Dans les propos liminaires de sa déclaration de candidature à l’élection présidentielle, Idrissa Seck a dépeint avec inquiétude la situation de son pays. Il a évoqué les “esprits échauffés”, l’aggravation des “tensions et des émotions”, et affirmé que ses concitoyens, peu rassurés ces derniers temps, n’aspirent qu’au “calme et à la stabilité”. Pour la quatrième candidature de sa carrière à la magistrature suprême, l’ancien Premier ministre d’Abdoulaye Wade, a lancé un appel à un sursaut de ses compatriotes en faveur du développement du pays, du rétablissement de la confiance et de l’honnêteté, et du renforcement de la stabilité notamment face à la situation instable de l’Afrique de l’Ouest minée par le terrorisme et les coups d’Etat. Idrissa Seck avait rallié la majorité présidentielle et Macky Sall en devenant président du Conseil économique, social et environnemental (CESE). En se présentant il a annoncé sa démission de ce poste, prestigieux mais sans grand pouvoir, ainsi que celle des ministres de son mouvement politique de l’actuel gouvernement. Il est le premier de la coalition Benno Bok Yakar (BBY) a officiellement prendre ses distances avec le président sortant, mais certainement pas le dernier.

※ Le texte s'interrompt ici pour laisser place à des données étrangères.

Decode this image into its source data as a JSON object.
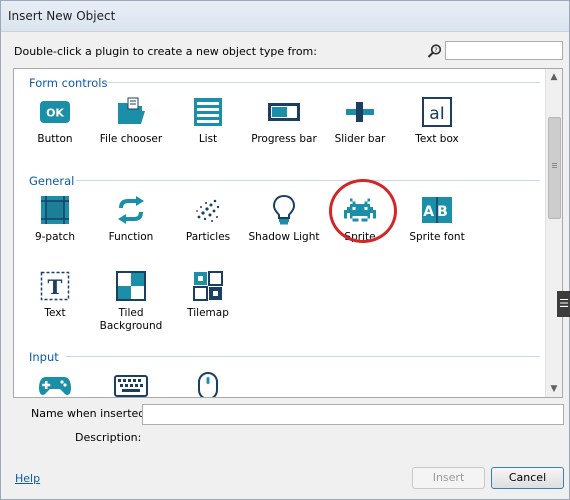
{
  "window": {
    "title": "Insert New Object",
    "instruction": "Double-click a plugin to create a new object type from:"
  },
  "search": {
    "value": "",
    "placeholder": ""
  },
  "categories": [
    {
      "name": "Form controls",
      "items": [
        {
          "label": "Button",
          "icon": "button-icon"
        },
        {
          "label": "File chooser",
          "icon": "folder-icon"
        },
        {
          "label": "List",
          "icon": "list-icon"
        },
        {
          "label": "Progress bar",
          "icon": "progress-bar-icon"
        },
        {
          "label": "Slider bar",
          "icon": "slider-icon"
        },
        {
          "label": "Text box",
          "icon": "text-box-icon"
        }
      ]
    },
    {
      "name": "General",
      "items": [
        {
          "label": "9-patch",
          "icon": "nine-patch-icon"
        },
        {
          "label": "Function",
          "icon": "function-icon"
        },
        {
          "label": "Particles",
          "icon": "particles-icon"
        },
        {
          "label": "Shadow Light",
          "icon": "lightbulb-icon"
        },
        {
          "label": "Sprite",
          "icon": "space-invader-icon"
        },
        {
          "label": "Sprite font",
          "icon": "sprite-font-icon"
        },
        {
          "label": "Text",
          "icon": "text-icon"
        },
        {
          "label": "Tiled Background",
          "icon": "tiled-background-icon"
        },
        {
          "label": "Tilemap",
          "icon": "tilemap-icon"
        }
      ]
    },
    {
      "name": "Input",
      "items": [
        {
          "label": "",
          "icon": "gamepad-icon"
        },
        {
          "label": "",
          "icon": "keyboard-icon"
        },
        {
          "label": "",
          "icon": "mouse-icon"
        }
      ]
    }
  ],
  "button_icon_text": "OK",
  "text_box_icon_text": "aI",
  "sprite_font_icon_text": "AB",
  "text_icon_text": "T",
  "fields": {
    "name_label": "Name when inserted:",
    "name_value": "",
    "description_label": "Description:"
  },
  "footer": {
    "help": "Help",
    "insert": "Insert",
    "cancel": "Cancel"
  },
  "colors": {
    "accent": "#1c8fa8",
    "accent_dark": "#1b3e63",
    "category": "#0e5aa7",
    "highlight_circle": "#d42626"
  }
}
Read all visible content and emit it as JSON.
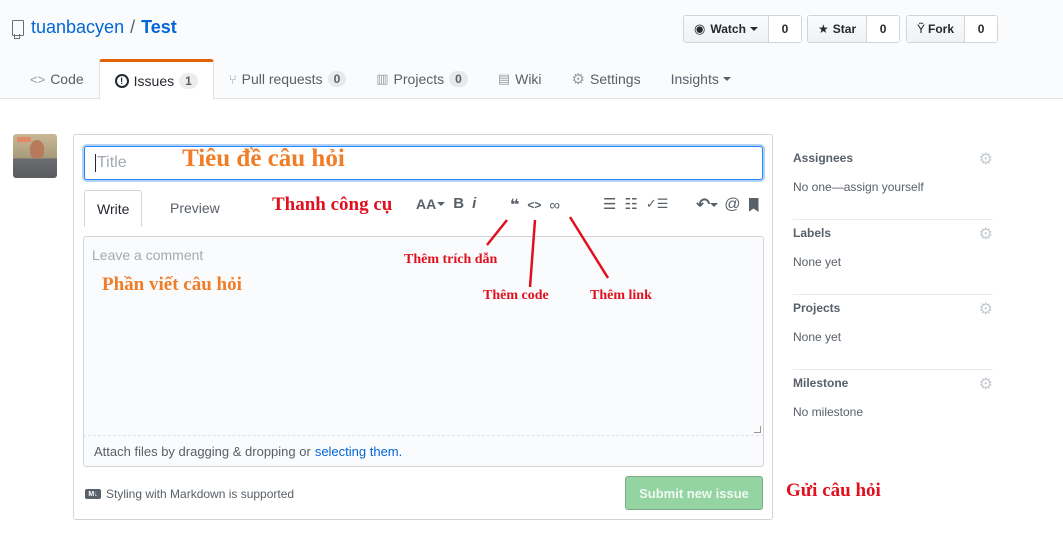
{
  "repo": {
    "owner": "tuanbacyen",
    "separator": "/",
    "name": "Test"
  },
  "actions": [
    {
      "label": "Watch",
      "icon": "eye-icon",
      "count": "0",
      "has_caret": true
    },
    {
      "label": "Star",
      "icon": "star-icon",
      "count": "0"
    },
    {
      "label": "Fork",
      "icon": "fork-icon",
      "count": "0"
    }
  ],
  "tabs": [
    {
      "label": "Code",
      "icon": "<>"
    },
    {
      "label": "Issues",
      "icon": "!",
      "count": "1",
      "selected": true
    },
    {
      "label": "Pull requests",
      "icon": "⑂",
      "count": "0"
    },
    {
      "label": "Projects",
      "icon": "▥",
      "count": "0"
    },
    {
      "label": "Wiki",
      "icon": "▤"
    },
    {
      "label": "Settings",
      "icon": "⚙"
    },
    {
      "label": "Insights",
      "has_caret": true
    }
  ],
  "form": {
    "title_placeholder": "Title",
    "write_tab": "Write",
    "preview_tab": "Preview",
    "comment_placeholder": "Leave a comment",
    "attach_text": "Attach files by dragging & dropping or",
    "attach_link": "selecting them.",
    "markdown_note": "Styling with Markdown is supported",
    "markdown_icon": "M↓",
    "submit_label": "Submit new issue"
  },
  "toolbar": {
    "header": "AA",
    "bold": "B",
    "italic": "i",
    "quote": "❝",
    "code": "<>",
    "link": "∞",
    "unordered_list": "☰",
    "ordered_list": "☷",
    "task_list": "✓☰",
    "reply": "↶",
    "mention": "@",
    "bookmark": "🔖"
  },
  "sidebar": [
    {
      "heading": "Assignees",
      "value": "No one—assign yourself"
    },
    {
      "heading": "Labels",
      "value": "None yet"
    },
    {
      "heading": "Projects",
      "value": "None yet"
    },
    {
      "heading": "Milestone",
      "value": "No milestone"
    }
  ],
  "annotations": {
    "title": "Tiêu đề câu hỏi",
    "toolbar": "Thanh công cụ",
    "body": "Phần viết câu hỏi",
    "quote": "Thêm trích dẫn",
    "code": "Thêm code",
    "link": "Thêm link",
    "submit": "Gửi câu hỏi"
  },
  "colors": {
    "accent": "#e36209",
    "link": "#0366d6",
    "submit_disabled": "#94d3a2",
    "annotation_orange": "#f07d28",
    "annotation_red": "#e0101f"
  }
}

Depuis plusieurs mois, le Sénégal, autrefois considéré comme un havre de paix et de stabilité en Afrique, vit à l’heure de la prochaine élection présidentielle prévue pour février 2024. Mais cette échéance électorale cruciale qui ne devrait être qu’une formalité, dans un pays habitué aux alternances démocratiques depuis des décennies, est entachée d’un fort sentiment d’inquiétude et ce pour deux raisons majeures : d’abord le président Macky Sall fait planer le doute sur une possible candidature pour un troisième mandat ; ensuite son principal challenger, Ousmane Sonko, est considéré par un grand nombre de Sénégalais comme un démagogue extrémiste proche, un temps du moins, de certains radicaux islamistes qui n’a pas hésité à appeler à la violence et a soutenu les émeutes de mars 2021 qui ont fortement dégradé l’image du pays, les utilisant dans ses déboires judiciaires.
Les Sénégalais vent debout contre un troisième mandat
La majorité présidentielle a essuyé de nombreux revers électoraux ces derniers mois, échouant aux élections locales, puis aux législatives de l’été dernier à obtenir une majorité claire. Pour la première fois, le président est passé très près d’une cohabitation et ne dispose que d’un siège de majorité à l’Assemblée. C’est que les Sénégalais ne veulent absolument pas d’un troisième mandat, et ils l’ont dit par deux fois dans les urnes. Pas forcément contre Macky Sall, mais par principe. Macky Sall de son côté, estime, après des réformes constitutionnelles sur la durée du mandat présidentiel qu’il a tout à fait le droit de se représenter… mais ne dit pas s’il va le faire. Cette situation handicape le débat démocratique et pousse les opposants à se radicaliser, mais aussi à limiter leurs discours électoraux au simple rejet, très fédérateur, d’un troisième mandat sans présenter de nouvelles offres politiques pourtant indispensables au vu de la situation sociale, économique et sécuritaire du Sénégal.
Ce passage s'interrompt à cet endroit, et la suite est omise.